Madison shrugged. ‘She never talked about that, either. But whatever it was, it wasn’t good. Dad said she would go quiet whenever the subject came up, and the pain in her eyes would become so intense that it was terrible to look at. I think she channelled those emotions into her violin playing, you know?’

‘If we don’t know what happened to the family, what about the manuscript?’

‘That became Dad’s mission, from that moment on. He was so deeply touched by Miriam Silbermann that he lost interest in any of the other projects on his books, even though they could have been worth millions to the business. Like I told you, money wasn’t what drove him. He went at it full steam, literally not sleeping for weeks at a time. When I was born five years later, he was still at it.’

‘Did he ever get close?’

‘You’re talking about the journey of a skinny little document, in the middle of a giant war that was ripping the whole world apart. It was almost an impossible quest, but Dad tracked the path of the manuscript to Berlin. He thought Krebs might have taken it there as an offering to Hitler. Old Adolf loved music, apparently, and not just Wagner. In fact the Nazis thought Bach was the most “German” of all the great composers, whatever that means exactly, and they revered his music more than anyone’s. Might have been a real feather in Krebs’s cap to hand a trophy like that to his supreme leader.’

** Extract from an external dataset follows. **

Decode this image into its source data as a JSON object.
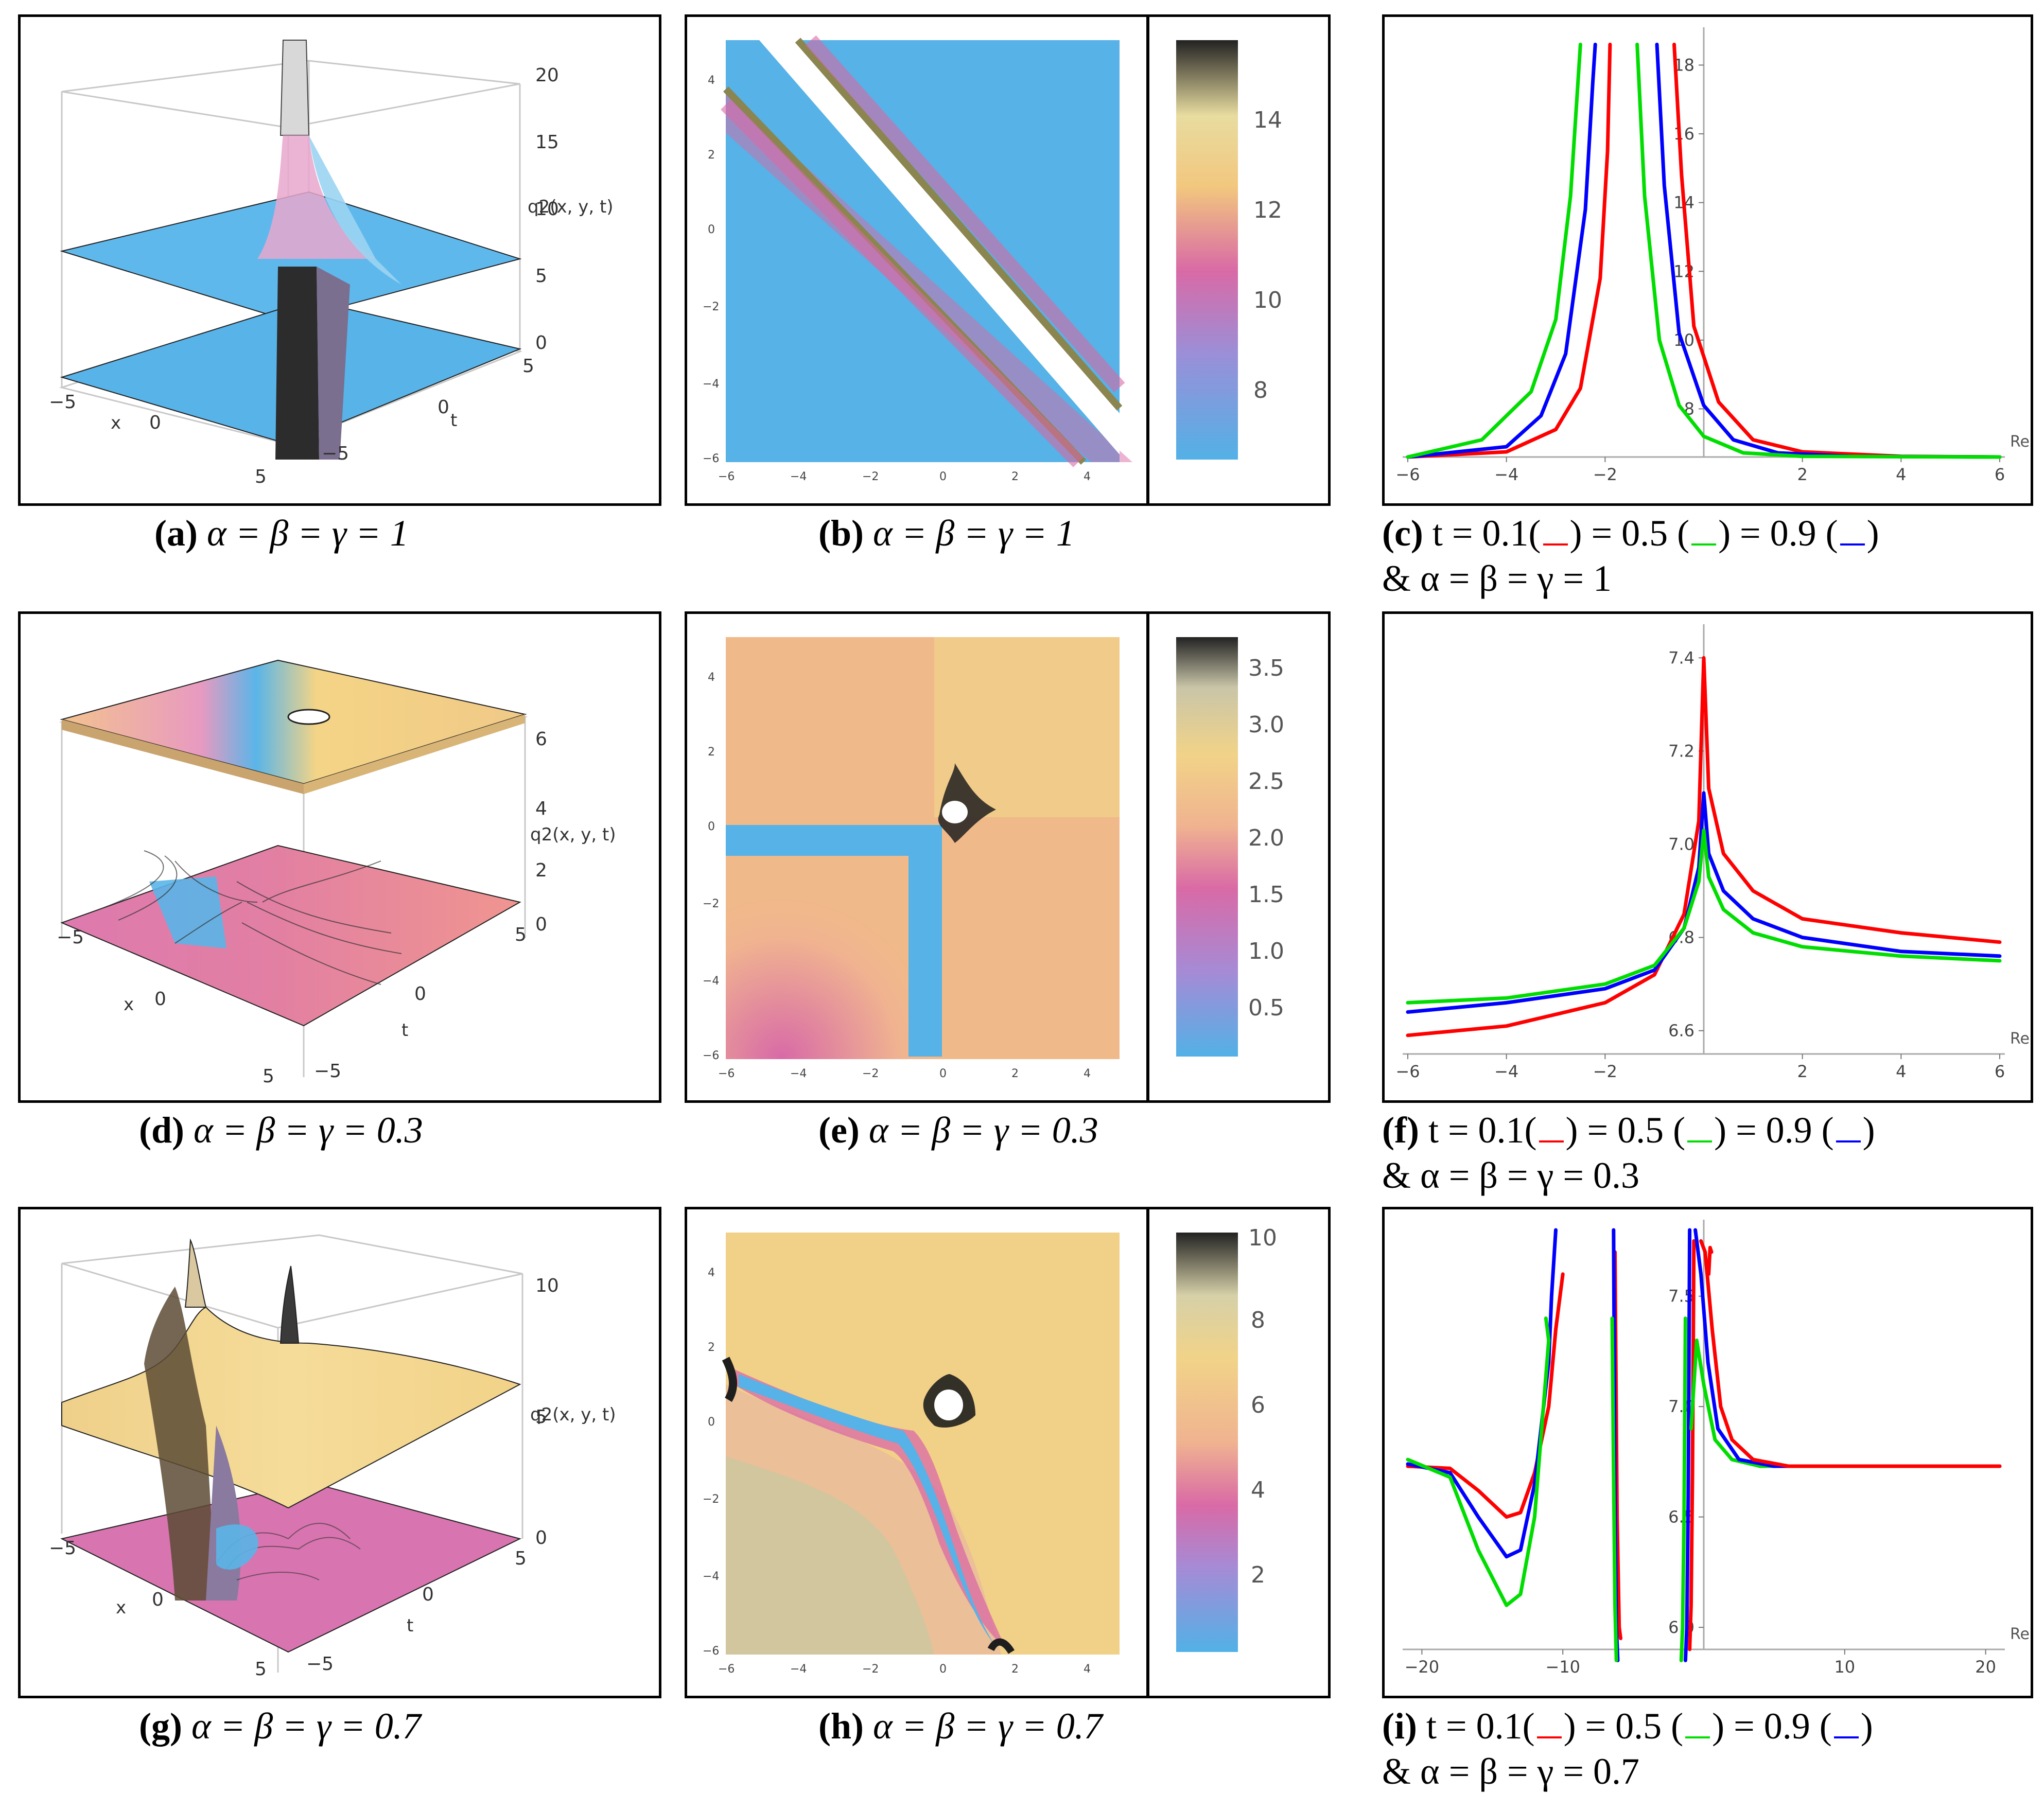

If the theory was right, Ben was thinking, then it was a pretty rich parallel. The SS commander Krebs taking the manuscript to Berlin to ingratiate himself with his Führer; three-quarters of a century later, Dragan Vuković stealing the very same artifact away to Belgrade as an offering to his prospective employer, Zarko Kožul. History sometimes repeated itself in the most bizarre ways.

‘Whatever the case,’ Madison went on, ‘Dad was pretty sure the manuscript was still in Berlin in 1945.’

‘Why?’

‘Because he wasn’t the only one searching for it,’ Madison replied.